Sábado, 10 de diciembre de 2016

| 2008/04/05 00:00

El canje permanente

El caso Granda probó que las liberaciones son inútiles si no van acompañadas de compromisos explícitos por parte de las Farc.

El canje permanente

Cuando se trata de conseguir la libertad de un secuestrado de renombre, ¿vale todo? A esa conclusión han llegado buena parte de los comentaristas y, parece, el gobierno nacional.

Para acallar de una vez a los maledicentes, advierto que también yo quiero que la ex candidata presidencial goce de la vida libre que las Farc le arrebataron y que cese la tortura inclemente a la que ha sido sometida. Ha sufrido un calvario.

Como han padecido también los otros rehenes. Y como sufren los 750 secuestrados por razones económicas, éstos siempre olvidados, como si su vida tuviese menos valor que la de los políticos. Todos, sin excepción, tienen derecho a su libertad, inmediata y sin condiciones, de acuerdo con lo que ordena el derecho internacional humanitario.

Al borde de la derrota, las Farc saben que los rehenes han sido y son el único pretexto para tener algún diálogo con la comunidad internacional y con el país. Esa ha sido la paradoja: a más atención, mayor valor de los rehenes y una prolongación del cautiverio. Hace muchos meses, cuando lo dije, me cayeron encima. Hace poco quien recibió palo fue el general Padilla, quien fue objeto de una diatriba furibunda de Yolanda Pulecio. Ahora que lo dice Luis Eladio Pérez, que parece hablar por Íngrid, nadie ha dicho esta boca es mía. Dijo Pérez que a ella "le preocupa (la cruzada mundial por su liberación), porque se da cuenta de que terminó valorizándola, lo cual a su vez dificulta, por razones obvias, su liberación".

En fin, si algo ha cambiado en estos meses es que ahora el grueso de la presión se dirige contra los secuestradores. Por eso entiendo menos las dos decisiones recientes del gobierno en materia de 'intercambio'. El Alto Comisionado ha manifestado que "se entiende que se ha llegado a un acuerdo humanitario" cuando las Farc liberen a Íngrid y que, en consecuencia, de inmediato y sin más se liberaría a los guerrilleros en prisión. Y añadió que entre los excarcelados estarían también aquellos delincuentes que sean responsables por delitos atroces, los mismos que el derecho penal internacional considerada crímenes de lesa humanidad y crímenes de guerra.

Sorprende que el gobierno incurra en el mismo error de 'Rodrigo Granda' y libere guerrilleros sin acuerdo previo. Y asombra aun más que entre los liberados estén aquellos que son responsables de crímenes internacionales. El caso 'Granda' probó que esas liberaciones son inútiles si no van acompañadas de compromisos explícitos por parte de las Farc. En este caso con un agravante: no se trataría de apenas un guerrillero, sino de centenares de ellos.

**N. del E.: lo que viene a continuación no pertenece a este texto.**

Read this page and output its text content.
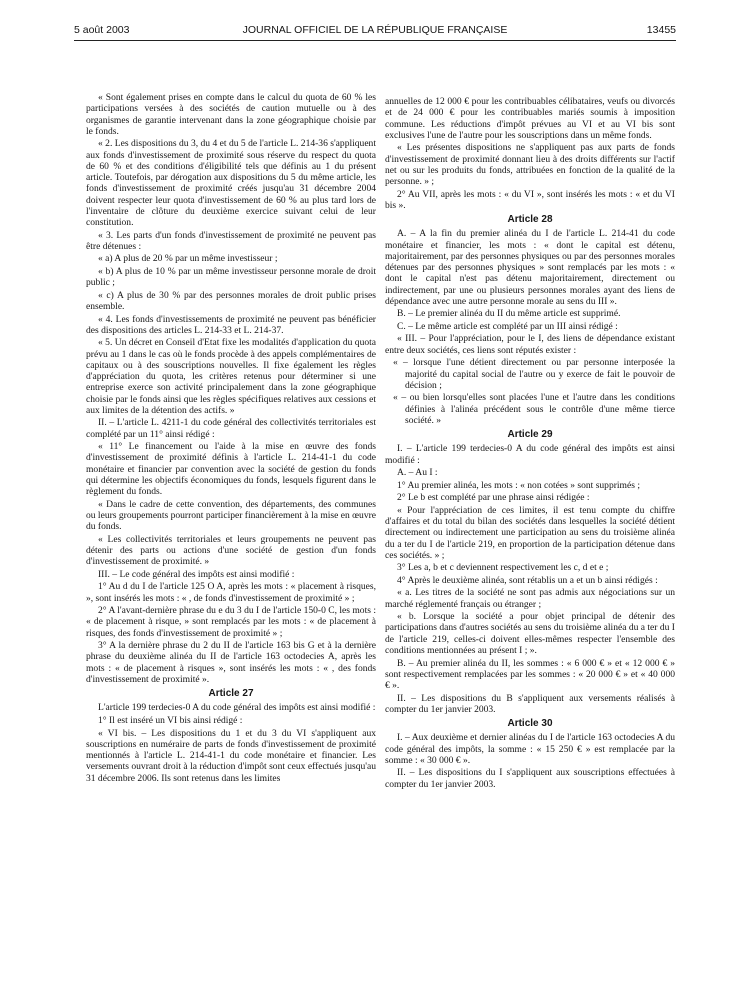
5 août 2003	JOURNAL OFFICIEL DE LA RÉPUBLIQUE FRANÇAISE	13455
« Sont également prises en compte dans le calcul du quota de 60 % les participations versées à des sociétés de caution mutuelle ou à des organismes de garantie intervenant dans la zone géographique choisie par le fonds.
« 2. Les dispositions du 3, du 4 et du 5 de l'article L. 214-36 s'appliquent aux fonds d'investissement de proximité sous réserve du respect du quota de 60 % et des conditions d'éligibilité tels que définis au 1 du présent article. Toutefois, par dérogation aux dispositions du 5 du même article, les fonds d'investissement de proximité créés jusqu'au 31 décembre 2004 doivent respecter leur quota d'investissement de 60 % au plus tard lors de l'inventaire de clôture du deuxième exercice suivant celui de leur constitution.
« 3. Les parts d'un fonds d'investissement de proximité ne peuvent pas être détenues :
« a) A plus de 20 % par un même investisseur ;
« b) A plus de 10 % par un même investisseur personne morale de droit public ;
« c) A plus de 30 % par des personnes morales de droit public prises ensemble.
« 4. Les fonds d'investissements de proximité ne peuvent pas bénéficier des dispositions des articles L. 214-33 et L. 214-37.
« 5. Un décret en Conseil d'Etat fixe les modalités d'application du quota prévu au 1 dans le cas où le fonds procède à des appels complémentaires de capitaux ou à des souscriptions nouvelles. Il fixe également les règles d'appréciation du quota, les critères retenus pour déterminer si une entreprise exerce son activité principalement dans la zone géographique choisie par le fonds ainsi que les règles spécifiques relatives aux cessions et aux limites de la détention des actifs. »
II. – L'article L. 4211-1 du code général des collectivités territoriales est complété par un 11° ainsi rédigé :
« 11° Le financement ou l'aide à la mise en œuvre des fonds d'investissement de proximité définis à l'article L. 214-41-1 du code monétaire et financier par convention avec la société de gestion du fonds qui détermine les objectifs économiques du fonds, lesquels figurent dans le règlement du fonds.
« Dans le cadre de cette convention, des départements, des communes ou leurs groupements pourront participer financièrement à la mise en œuvre du fonds.
« Les collectivités territoriales et leurs groupements ne peuvent pas détenir des parts ou actions d'une société de gestion d'un fonds d'investissement de proximité. »
III. – Le code général des impôts est ainsi modifié :
1° Au d du I de l'article 125 O A, après les mots : « placement à risques, », sont insérés les mots : « , de fonds d'investissement de proximité » ;
2° A l'avant-dernière phrase du e du 3 du I de l'article 150-0 C, les mots : « de placement à risque, » sont remplacés par les mots : « de placement à risques, des fonds d'investissement de proximité » ;
3° A la dernière phrase du 2 du II de l'article 163 bis G et à la dernière phrase du deuxième alinéa du II de l'article 163 octodecies A, après les mots : « de placement à risques », sont insérés les mots : « , des fonds d'investissement de proximité ».
Article 27
L'article 199 terdecies-0 A du code général des impôts est ainsi modifié :
1° Il est inséré un VI bis ainsi rédigé :
« VI bis. – Les dispositions du 1 et du 3 du VI s'appliquent aux souscriptions en numéraire de parts de fonds d'investissement de proximité mentionnés à l'article L. 214-41-1 du code monétaire et financier. Les versements ouvrant droit à la réduction d'impôt sont ceux effectués jusqu'au 31 décembre 2006. Ils sont retenus dans les limites
annuelles de 12 000 € pour les contribuables célibataires, veufs ou divorcés et de 24 000 € pour les contribuables mariés soumis à imposition commune. Les réductions d'impôt prévues au VI et au VI bis sont exclusives l'une de l'autre pour les souscriptions dans un même fonds.
« Les présentes dispositions ne s'appliquent pas aux parts de fonds d'investissement de proximité donnant lieu à des droits différents sur l'actif net ou sur les produits du fonds, attribuées en fonction de la qualité de la personne. » ;
2° Au VII, après les mots : « du VI », sont insérés les mots : « et du VI bis ».
Article 28
A. – A la fin du premier alinéa du I de l'article L. 214-41 du code monétaire et financier, les mots : « dont le capital est détenu, majoritairement, par des personnes physiques ou par des personnes morales détenues par des personnes physiques » sont remplacés par les mots : « dont le capital n'est pas détenu majoritairement, directement ou indirectement, par une ou plusieurs personnes morales ayant des liens de dépendance avec une autre personne morale au sens du III ».
B. – Le premier alinéa du II du même article est supprimé.
C. – Le même article est complété par un III ainsi rédigé :
« III. – Pour l'appréciation, pour le I, des liens de dépendance existant entre deux sociétés, ces liens sont réputés exister :
« – lorsque l'une détient directement ou par personne interposée la majorité du capital social de l'autre ou y exerce de fait le pouvoir de décision ;
« – ou bien lorsqu'elles sont placées l'une et l'autre dans les conditions définies à l'alinéa précédent sous le contrôle d'une même tierce société. »
Article 29
I. – L'article 199 terdecies-0 A du code général des impôts est ainsi modifié :
A. – Au I :
1° Au premier alinéa, les mots : « non cotées » sont supprimés ;
2° Le b est complété par une phrase ainsi rédigée :
« Pour l'appréciation de ces limites, il est tenu compte du chiffre d'affaires et du total du bilan des sociétés dans lesquelles la société détient directement ou indirectement une participation au sens du troisième alinéa du a ter du I de l'article 219, en proportion de la participation détenue dans ces sociétés. » ;
3° Les a, b et c deviennent respectivement les c, d et e ;
4° Après le deuxième alinéa, sont rétablis un a et un b ainsi rédigés :
« a. Les titres de la société ne sont pas admis aux négociations sur un marché réglementé français ou étranger ;
« b. Lorsque la société a pour objet principal de détenir des participations dans d'autres sociétés au sens du troisième alinéa du a ter du I de l'article 219, celles-ci doivent elles-mêmes respecter l'ensemble des conditions mentionnées au présent I ; ».
B. – Au premier alinéa du II, les sommes : « 6 000 € » et « 12 000 € » sont respectivement remplacées par les sommes : « 20 000 € » et « 40 000 € ».
II. – Les dispositions du B s'appliquent aux versements réalisés à compter du 1er janvier 2003.
Article 30
I. – Aux deuxième et dernier alinéas du I de l'article 163 octodecies A du code général des impôts, la somme : « 15 250 € » est remplacée par la somme : « 30 000 € ».
II. – Les dispositions du I s'appliquent aux souscriptions effectuées à compter du 1er janvier 2003.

Además, la excarcelación de responsables de crímenes internacionales es contraria al derecho internacional y a la obligación de no dejarlos en impunidad. Y es inconstitucional, porque esos tratados hacen parte de la Carta Política. Por eso el representante del Alto Comisionado de Naciones Unidas para los Derechos Humanos exhortó al gobierno a no liberar a los condenados por tales conductas.

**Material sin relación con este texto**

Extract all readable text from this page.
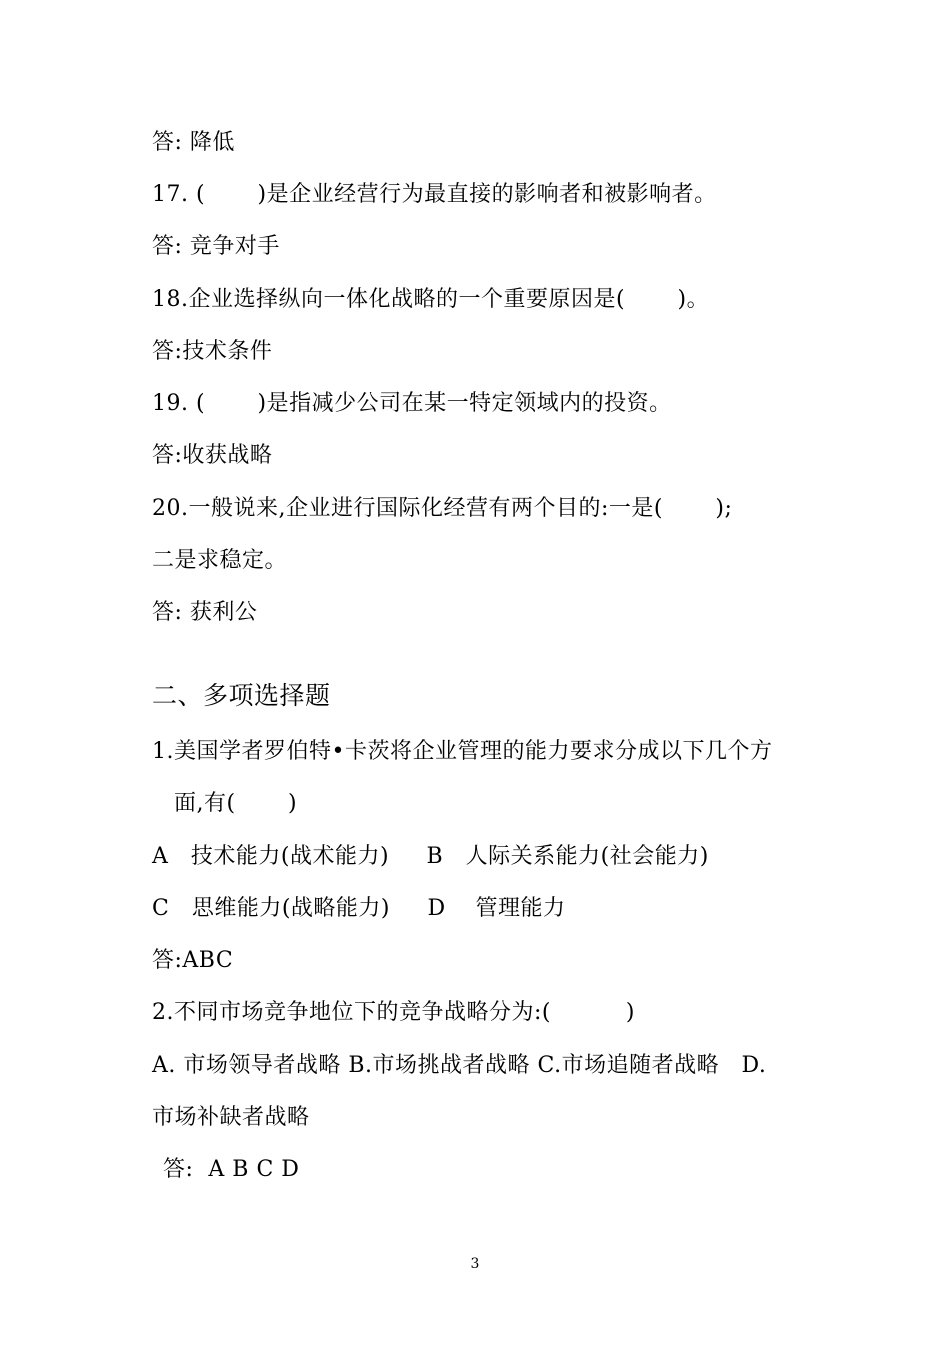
答: 降低
17. (       )是企业经营行为最直接的影响者和被影响者。
答: 竞争对手
18.企业选择纵向一体化战略的一个重要原因是(       )。
答:技术条件
19. (       )是指减少公司在某一特定领域内的投资。
答:收获战略
20.一般说来,企业进行国际化经营有两个目的:一是(       );
二是求稳定。
答: 获利公
二、多项选择题
1.美国学者罗伯特•卡茨将企业管理的能力要求分成以下几个方
面,有(       )
A   技术能力(战术能力)     B   人际关系能力(社会能力)
C   思维能力(战略能力)     D    管理能力
答:ABC
2.不同市场竞争地位下的竞争战略分为:(          )
A. 市场领导者战略 B.市场挑战者战略 C.市场追随者战略   D.
市场补缺者战略
答:  A B C D
3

Más grave aun, como el decreto no tiene plazo de aplicación, en la práctica establece un mecanismo permanente de canje, tal y como querían las Farc. Un horror que sólo tendrá como efecto impulsar la comisión de más secuestros para, tras su liberación, obtener la libertad de los guerrilleros encarcelados.

Con la excepción de algunos penalistas destacados, el silencio sobre la propuesta gubernamental ha sido la norma. A las organizaciones no gubernamentales les preocupaba mucho que los paras que incurrieron en estos crímenes no cumplieran sino ocho años de prisión, pero encuentran perfectamente aceptable que los guerrilleros se vayan tranquilos para sus casas. Lo habíamos advertido: quienes entonces tanto se quejaron de los beneficios para los paramilitares, pedirán impunidad total para los guerrilleros. El doble rasero se explica, claro está, por simpatías ideológicas. Quizás han olvidado que en virtud del principio de igualdad los paras responsables de crímenes internacionales podrán solicitar su libertad apenas sean condenados.

Puntilla: la defección pública y expresa de 'Francisco Galán' a la lucha guerrillera es un efecto directo de las muertes de 'Reyes' e 'Iván Ríos'. Ha entendido que no vale la pena morir por acción de la Fuerza Pública o a manos de sus propios compañeros. Ojalá sea también signo de que en el ELN empieza a ganar la corriente que quiere una salida negociada con el gobierno y no aquella que aspiraba a una alianza con las Farc para la guerra.